CMA CGM reports ‘robust’ Q1 results as Group continues its transformation in volatile market conditions


During first-quarter 2024, the CMA CGM Group delivered what it describes as a robust financial performance, with EBITDA of $2.4bn on revenue of $11.8bn. While these figures were down 30% and 7% respectively year-on-year, they showed a rebound on the previous mainly due to the effect of persistent geopolitical tensions, particularly in the Red Sea region.

These tensions severely impeded the fluidity of global economic trade during the first quarter, causing a fall in effective available capacity in the shipping sector and a rebound in freight rates compared with the final quarter of 2023.

The disruptions are also producing major operational challenges, to which the CMA CGM Group says it has responded with agility. However, the Group is keeping a close eye on shipping sector fundamentals, in particular the effects of continued new ship deliveries on the balance between supply and demand, which has an impact on freight rates. It also remains focused on cost control and operating discipline.

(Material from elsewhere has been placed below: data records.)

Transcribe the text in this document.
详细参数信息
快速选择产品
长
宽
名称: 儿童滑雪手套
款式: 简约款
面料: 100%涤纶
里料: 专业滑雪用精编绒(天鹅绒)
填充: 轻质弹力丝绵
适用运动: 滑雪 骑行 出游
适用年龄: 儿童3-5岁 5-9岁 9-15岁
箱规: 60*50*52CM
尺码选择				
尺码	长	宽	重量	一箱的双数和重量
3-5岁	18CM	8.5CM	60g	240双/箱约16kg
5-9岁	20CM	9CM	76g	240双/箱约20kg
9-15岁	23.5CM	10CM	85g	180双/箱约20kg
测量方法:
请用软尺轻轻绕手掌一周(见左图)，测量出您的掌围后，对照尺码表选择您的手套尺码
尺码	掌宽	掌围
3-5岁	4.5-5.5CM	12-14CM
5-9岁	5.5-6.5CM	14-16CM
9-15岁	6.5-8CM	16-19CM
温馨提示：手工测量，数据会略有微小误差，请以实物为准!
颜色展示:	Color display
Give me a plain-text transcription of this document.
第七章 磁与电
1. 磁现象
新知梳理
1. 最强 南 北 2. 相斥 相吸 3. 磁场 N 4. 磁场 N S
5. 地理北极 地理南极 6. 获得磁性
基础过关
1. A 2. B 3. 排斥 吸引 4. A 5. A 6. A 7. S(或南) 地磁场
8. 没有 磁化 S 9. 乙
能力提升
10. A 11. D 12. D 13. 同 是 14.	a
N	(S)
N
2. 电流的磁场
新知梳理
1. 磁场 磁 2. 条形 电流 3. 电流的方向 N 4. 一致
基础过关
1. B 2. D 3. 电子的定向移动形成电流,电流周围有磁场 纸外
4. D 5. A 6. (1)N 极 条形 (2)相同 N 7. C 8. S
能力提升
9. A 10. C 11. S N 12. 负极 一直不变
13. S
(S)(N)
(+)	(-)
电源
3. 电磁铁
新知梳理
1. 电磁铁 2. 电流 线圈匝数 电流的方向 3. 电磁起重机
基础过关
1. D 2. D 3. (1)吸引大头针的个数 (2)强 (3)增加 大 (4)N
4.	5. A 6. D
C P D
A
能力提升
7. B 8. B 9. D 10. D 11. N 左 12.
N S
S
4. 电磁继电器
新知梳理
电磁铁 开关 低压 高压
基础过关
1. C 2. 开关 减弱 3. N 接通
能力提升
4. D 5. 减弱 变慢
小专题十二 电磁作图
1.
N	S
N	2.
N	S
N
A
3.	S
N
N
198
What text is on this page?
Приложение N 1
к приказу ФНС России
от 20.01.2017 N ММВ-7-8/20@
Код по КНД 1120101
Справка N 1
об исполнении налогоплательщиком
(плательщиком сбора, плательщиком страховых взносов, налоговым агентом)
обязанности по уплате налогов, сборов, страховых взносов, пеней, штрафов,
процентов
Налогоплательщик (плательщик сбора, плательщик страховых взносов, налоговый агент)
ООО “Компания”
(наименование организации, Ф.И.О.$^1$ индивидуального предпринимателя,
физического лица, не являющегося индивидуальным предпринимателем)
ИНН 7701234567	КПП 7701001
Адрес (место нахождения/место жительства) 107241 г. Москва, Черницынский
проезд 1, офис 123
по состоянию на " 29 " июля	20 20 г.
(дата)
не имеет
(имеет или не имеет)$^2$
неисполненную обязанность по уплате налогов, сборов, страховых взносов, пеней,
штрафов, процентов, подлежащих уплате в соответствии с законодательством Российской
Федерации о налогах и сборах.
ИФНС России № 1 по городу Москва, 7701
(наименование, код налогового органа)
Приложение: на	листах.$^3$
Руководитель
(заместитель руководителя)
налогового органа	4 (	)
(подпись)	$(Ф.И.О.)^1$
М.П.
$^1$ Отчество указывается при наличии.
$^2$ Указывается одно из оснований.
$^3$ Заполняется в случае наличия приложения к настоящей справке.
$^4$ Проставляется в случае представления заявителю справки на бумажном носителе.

Commenting on the results for the period, Rodolphe Saadé, Chairman and Chief Executive Officer of the CMA CGM Group, said: “Against a backdrop of industry normalization, our Group has demonstrated its agility and resilience in adapting to new market conditions.

“Our shipping division turned in a solid performance, buoyed by restocking in China and the United States. As for our logistics business, the acquisition of Bolloré Logistics gives us the critical mass we need to better withstand cyclical changes.

“In 2024, a year that remains uncertain due to the crisis in the Red Sea, CMA CGM will continue to meet its customers’ needs as effectively as possible. We will stay on course with our strategic investments, whether in decarbonisation or artificial intelligence.”